The rate increase means overall annual production could come close to 600 in 2013, exceeding the record-setting 517 helicopters made in 2012.

“The economy has been quite a challenge, but interestingly enough it hasn’t impacted us. We’re just carrying on doing our thing,” says company President Kurt Robinson.

Although the 2012 tally marks a 45% increase over 2011’s production of 356, Robinson says the numbers could grow even further if the latest member of the helicopter family can win full certification in Canada, Russia and European Aviation Safety Agency regulated countries. These agencies refused to accept the U.S. FAA exemption over the helicopter’s single-string hydraulic system, thereby preventing certification of the R66 in several countries that have proved to be successful markets for the piston-powered R22 and R44 models.

As a result, Robinson has been working for more than a year with the FAA to demonstrate the single-valve design has an equivalent level of safety (ELOS) to a redundant design. FAA and Transport Canada officials witnessed tests on the R66 hydraulic system at the Robinson factory on Feb. 13-14. Tests included flight evaluations of the R66 control characteristics as well as ground tests using a fixture designed to simulate critical failures.

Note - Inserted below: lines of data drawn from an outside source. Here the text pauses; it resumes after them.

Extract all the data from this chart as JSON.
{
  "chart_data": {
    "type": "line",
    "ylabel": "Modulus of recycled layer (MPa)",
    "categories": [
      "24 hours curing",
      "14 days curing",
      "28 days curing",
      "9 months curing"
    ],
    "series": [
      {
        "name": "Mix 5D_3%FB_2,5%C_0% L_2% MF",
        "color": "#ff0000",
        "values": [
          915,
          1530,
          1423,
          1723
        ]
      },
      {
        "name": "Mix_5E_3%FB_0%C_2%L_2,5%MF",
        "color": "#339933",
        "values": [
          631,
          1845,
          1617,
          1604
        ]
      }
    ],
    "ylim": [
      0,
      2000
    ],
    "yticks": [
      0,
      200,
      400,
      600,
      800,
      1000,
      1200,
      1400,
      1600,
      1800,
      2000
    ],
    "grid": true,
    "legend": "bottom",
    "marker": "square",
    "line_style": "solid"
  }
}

The exhaustive evaluation work “convinced us we have an incredibly robust system. We had no dual valve, so we had to show what happens if we intentionally jam the hydraulics. We put the biggest chip we could put in there, and it proved easy for the pilot to break through the chip (and maintain normal flight control).”

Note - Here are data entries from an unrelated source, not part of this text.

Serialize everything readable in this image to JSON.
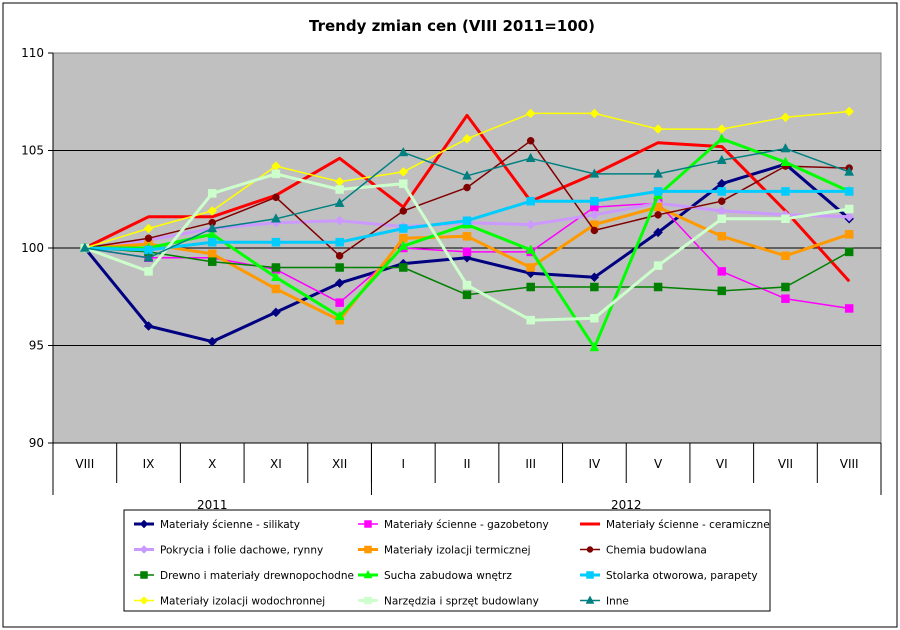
{
  "chart_data": {
    "type": "line",
    "title": "Trendy zmian cen (VIII 2011=100)",
    "xlabel": "",
    "ylabel": "",
    "categories": [
      "VIII",
      "IX",
      "X",
      "XI",
      "XII",
      "I",
      "II",
      "III",
      "IV",
      "V",
      "VI",
      "VII",
      "VIII"
    ],
    "year_groups": [
      {
        "label": "2011",
        "span": 5
      },
      {
        "label": "2012",
        "span": 8
      }
    ],
    "ylim": [
      90,
      110
    ],
    "yticks": [
      90,
      95,
      100,
      105,
      110
    ],
    "grid": "horizontal major",
    "legend_position": "bottom",
    "series": [
      {
        "name": "Materiały ścienne - silikaty",
        "color": "#000080",
        "marker": "diamond",
        "width": 3,
        "values": [
          100.0,
          96.0,
          95.2,
          96.7,
          98.2,
          99.2,
          99.5,
          98.7,
          98.5,
          100.8,
          103.3,
          104.3,
          101.5
        ]
      },
      {
        "name": "Materiały ścienne - gazobetony",
        "color": "#FF00FF",
        "marker": "square",
        "width": 1.5,
        "values": [
          100.0,
          99.5,
          99.5,
          98.9,
          97.2,
          100.0,
          99.8,
          99.8,
          102.1,
          102.3,
          98.8,
          97.4,
          96.9
        ]
      },
      {
        "name": "Materiały ścienne - ceramiczne",
        "color": "#FF0000",
        "marker": "none",
        "width": 3,
        "values": [
          100.0,
          101.6,
          101.6,
          102.7,
          104.6,
          102.1,
          106.8,
          102.4,
          103.8,
          105.4,
          105.2,
          101.9,
          98.3
        ]
      },
      {
        "name": "Pokrycia i folie dachowe, rynny",
        "color": "#CC99FF",
        "marker": "diamond",
        "width": 3,
        "values": [
          100.0,
          100.4,
          101.0,
          101.3,
          101.4,
          101.1,
          101.3,
          101.2,
          101.7,
          102.3,
          101.9,
          101.7,
          101.6
        ]
      },
      {
        "name": "Materiały izolacji termicznej",
        "color": "#FF9900",
        "marker": "square",
        "width": 3,
        "values": [
          100.0,
          100.2,
          99.7,
          97.9,
          96.3,
          100.5,
          100.6,
          99.0,
          101.2,
          102.1,
          100.6,
          99.6,
          100.7
        ]
      },
      {
        "name": "Chemia budowlana",
        "color": "#800000",
        "marker": "circle",
        "width": 1.5,
        "values": [
          100.0,
          100.5,
          101.3,
          102.6,
          99.6,
          101.9,
          103.1,
          105.5,
          100.9,
          101.7,
          102.4,
          104.2,
          104.1
        ]
      },
      {
        "name": "Drewno i materiały drewnopochodne",
        "color": "#008000",
        "marker": "square",
        "width": 1.5,
        "values": [
          100.0,
          99.8,
          99.3,
          99.0,
          99.0,
          99.0,
          97.6,
          98.0,
          98.0,
          98.0,
          97.8,
          98.0,
          99.8
        ]
      },
      {
        "name": "Sucha zabudowa wnętrz",
        "color": "#00FF00",
        "marker": "triangle",
        "width": 3,
        "values": [
          100.0,
          100.0,
          100.7,
          98.5,
          96.5,
          100.1,
          101.2,
          99.9,
          94.9,
          102.7,
          105.6,
          104.4,
          102.9
        ]
      },
      {
        "name": "Stolarka otworowa, parapety",
        "color": "#00CCFF",
        "marker": "square",
        "width": 3,
        "values": [
          100.0,
          99.9,
          100.3,
          100.3,
          100.3,
          101.0,
          101.4,
          102.4,
          102.4,
          102.9,
          102.9,
          102.9,
          102.9
        ]
      },
      {
        "name": "Materiały izolacji wodochronnej",
        "color": "#FFFF00",
        "marker": "diamond",
        "width": 1.5,
        "values": [
          100.0,
          101.0,
          101.9,
          104.2,
          103.4,
          103.9,
          105.6,
          106.9,
          106.9,
          106.1,
          106.1,
          106.7,
          107.0
        ]
      },
      {
        "name": "Narzędzia i sprzęt budowlany",
        "color": "#CCFFCC",
        "marker": "square",
        "width": 3,
        "values": [
          100.0,
          98.8,
          102.8,
          103.8,
          103.0,
          103.3,
          98.1,
          96.3,
          96.4,
          99.1,
          101.5,
          101.5,
          102.0
        ]
      },
      {
        "name": "Inne",
        "color": "#008080",
        "marker": "triangle",
        "width": 1.5,
        "values": [
          100.0,
          99.5,
          101.0,
          101.5,
          102.3,
          104.9,
          103.7,
          104.6,
          103.8,
          103.8,
          104.5,
          105.1,
          103.9
        ]
      }
    ]
  }
}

Following the demonstrations, the ELOS was granted a few weeks ago. “It’s a huge step for us,” says Robinson, who adds the company “immediately notified EASA and Russia and the others. So the ball is in their court.”

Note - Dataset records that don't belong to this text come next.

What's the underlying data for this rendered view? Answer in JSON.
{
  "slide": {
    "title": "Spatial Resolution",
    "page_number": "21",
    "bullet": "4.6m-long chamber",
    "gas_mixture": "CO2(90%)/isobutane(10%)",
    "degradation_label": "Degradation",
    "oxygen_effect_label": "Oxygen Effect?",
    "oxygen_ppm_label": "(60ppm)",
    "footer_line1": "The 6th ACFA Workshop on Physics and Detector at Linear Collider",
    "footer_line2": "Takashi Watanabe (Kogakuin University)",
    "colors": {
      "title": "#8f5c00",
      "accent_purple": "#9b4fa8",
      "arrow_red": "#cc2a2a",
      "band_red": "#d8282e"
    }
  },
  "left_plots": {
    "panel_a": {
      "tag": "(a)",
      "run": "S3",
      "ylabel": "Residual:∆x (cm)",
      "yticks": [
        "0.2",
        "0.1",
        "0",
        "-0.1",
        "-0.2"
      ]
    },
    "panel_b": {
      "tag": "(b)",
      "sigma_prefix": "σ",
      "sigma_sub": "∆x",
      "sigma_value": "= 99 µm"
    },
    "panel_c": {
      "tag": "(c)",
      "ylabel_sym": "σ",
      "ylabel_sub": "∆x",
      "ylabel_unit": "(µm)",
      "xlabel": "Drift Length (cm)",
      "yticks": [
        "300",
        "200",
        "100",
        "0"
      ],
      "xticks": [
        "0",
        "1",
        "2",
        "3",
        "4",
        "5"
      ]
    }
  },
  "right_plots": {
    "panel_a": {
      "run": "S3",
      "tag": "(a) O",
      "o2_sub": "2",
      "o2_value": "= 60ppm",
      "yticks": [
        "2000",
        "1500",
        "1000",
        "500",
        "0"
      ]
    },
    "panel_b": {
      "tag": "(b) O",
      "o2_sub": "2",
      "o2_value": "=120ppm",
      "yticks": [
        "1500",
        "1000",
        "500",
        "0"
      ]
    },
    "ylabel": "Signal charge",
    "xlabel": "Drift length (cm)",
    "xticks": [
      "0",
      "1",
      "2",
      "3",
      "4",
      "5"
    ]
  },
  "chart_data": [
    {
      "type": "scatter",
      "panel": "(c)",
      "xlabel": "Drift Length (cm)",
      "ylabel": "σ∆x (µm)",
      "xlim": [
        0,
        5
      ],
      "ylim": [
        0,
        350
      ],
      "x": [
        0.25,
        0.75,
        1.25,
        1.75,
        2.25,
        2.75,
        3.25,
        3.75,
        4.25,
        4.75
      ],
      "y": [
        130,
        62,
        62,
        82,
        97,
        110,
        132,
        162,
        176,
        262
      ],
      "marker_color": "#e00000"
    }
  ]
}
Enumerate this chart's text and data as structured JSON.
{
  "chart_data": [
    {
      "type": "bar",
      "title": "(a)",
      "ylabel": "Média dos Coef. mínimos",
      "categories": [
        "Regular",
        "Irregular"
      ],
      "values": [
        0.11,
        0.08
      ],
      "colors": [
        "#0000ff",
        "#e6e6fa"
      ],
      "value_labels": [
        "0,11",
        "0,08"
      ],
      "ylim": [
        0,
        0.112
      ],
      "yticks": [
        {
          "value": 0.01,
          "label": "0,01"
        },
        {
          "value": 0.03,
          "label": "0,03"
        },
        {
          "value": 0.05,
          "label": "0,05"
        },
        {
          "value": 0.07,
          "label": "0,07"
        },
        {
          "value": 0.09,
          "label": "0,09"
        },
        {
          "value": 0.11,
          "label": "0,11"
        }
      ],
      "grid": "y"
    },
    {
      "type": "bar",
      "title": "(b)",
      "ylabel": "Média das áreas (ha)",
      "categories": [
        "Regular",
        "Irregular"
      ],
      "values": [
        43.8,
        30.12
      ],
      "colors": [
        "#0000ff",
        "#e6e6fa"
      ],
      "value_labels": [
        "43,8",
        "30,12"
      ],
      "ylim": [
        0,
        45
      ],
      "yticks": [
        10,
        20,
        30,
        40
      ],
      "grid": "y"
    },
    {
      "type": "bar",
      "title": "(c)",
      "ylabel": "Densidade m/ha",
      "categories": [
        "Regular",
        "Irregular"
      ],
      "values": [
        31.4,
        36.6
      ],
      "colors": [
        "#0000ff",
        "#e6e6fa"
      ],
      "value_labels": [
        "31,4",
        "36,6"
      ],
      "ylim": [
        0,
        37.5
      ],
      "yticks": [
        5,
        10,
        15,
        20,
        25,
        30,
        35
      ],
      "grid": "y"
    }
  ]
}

If the helicopter receives approval in these markets, Robinson anticipates that “we can bump up the 66, but right now as it is we’re looking at between 500 and 600 per year (of all models),” he says. Production in 2012 included 286 R44s, 191 R66s and 40 R22s. Robinson says the relatively high numbers of four-seat R44 sales indicates the Rolls-Royce RR300-powered R66 “is not cannibalizing sales of the R44. The R66 is a different market.”

Weekly production rates are now pegged at 13, which includes six R44s (four Raven IIs and two Raven Is), six R66s and a single R22.

Efforts to win ELOS clearance for the hydraulic system have absorbed company resources and delayed R66 upgrade projects such as floats and a cargo hook. However, Robinson says “the number one project is completing certification for the other countries. Hopefully we’ve given them all they need. But if Canada, Russia and EASA come back to us we’ll work with them.”

The company has completed all the testing required for the float upgrade. “We hope the FAA will come out and do tests in the early spring. Behind that is developing the cargo hook for the R66. We’re very pleased with that system and we brought pilots down from Canada to help us with that,” Robinson says.

The plan is to certify the aircraft for operation with the hook from either the left- or right-hand seat. Additional upgrades in the works include improved cockpit avionics for all three models, and a fuel bladder to replace the existing fuel tank arrangement in the R22. Robinson is also working with Lycoming, the manufacturer of the piston engines powering the R22 and R44, as well as with the FAA, to clear the use of unleaded aviation fuel. “We feel strongly about getting unleaded fuel approval for use in our piston engines. Hopefully by the first half of the year we’ll be operating on unleaded fuel. Environmentally it is the right thing to do and it kind of bothers me that it hasn’t been done,” he adds.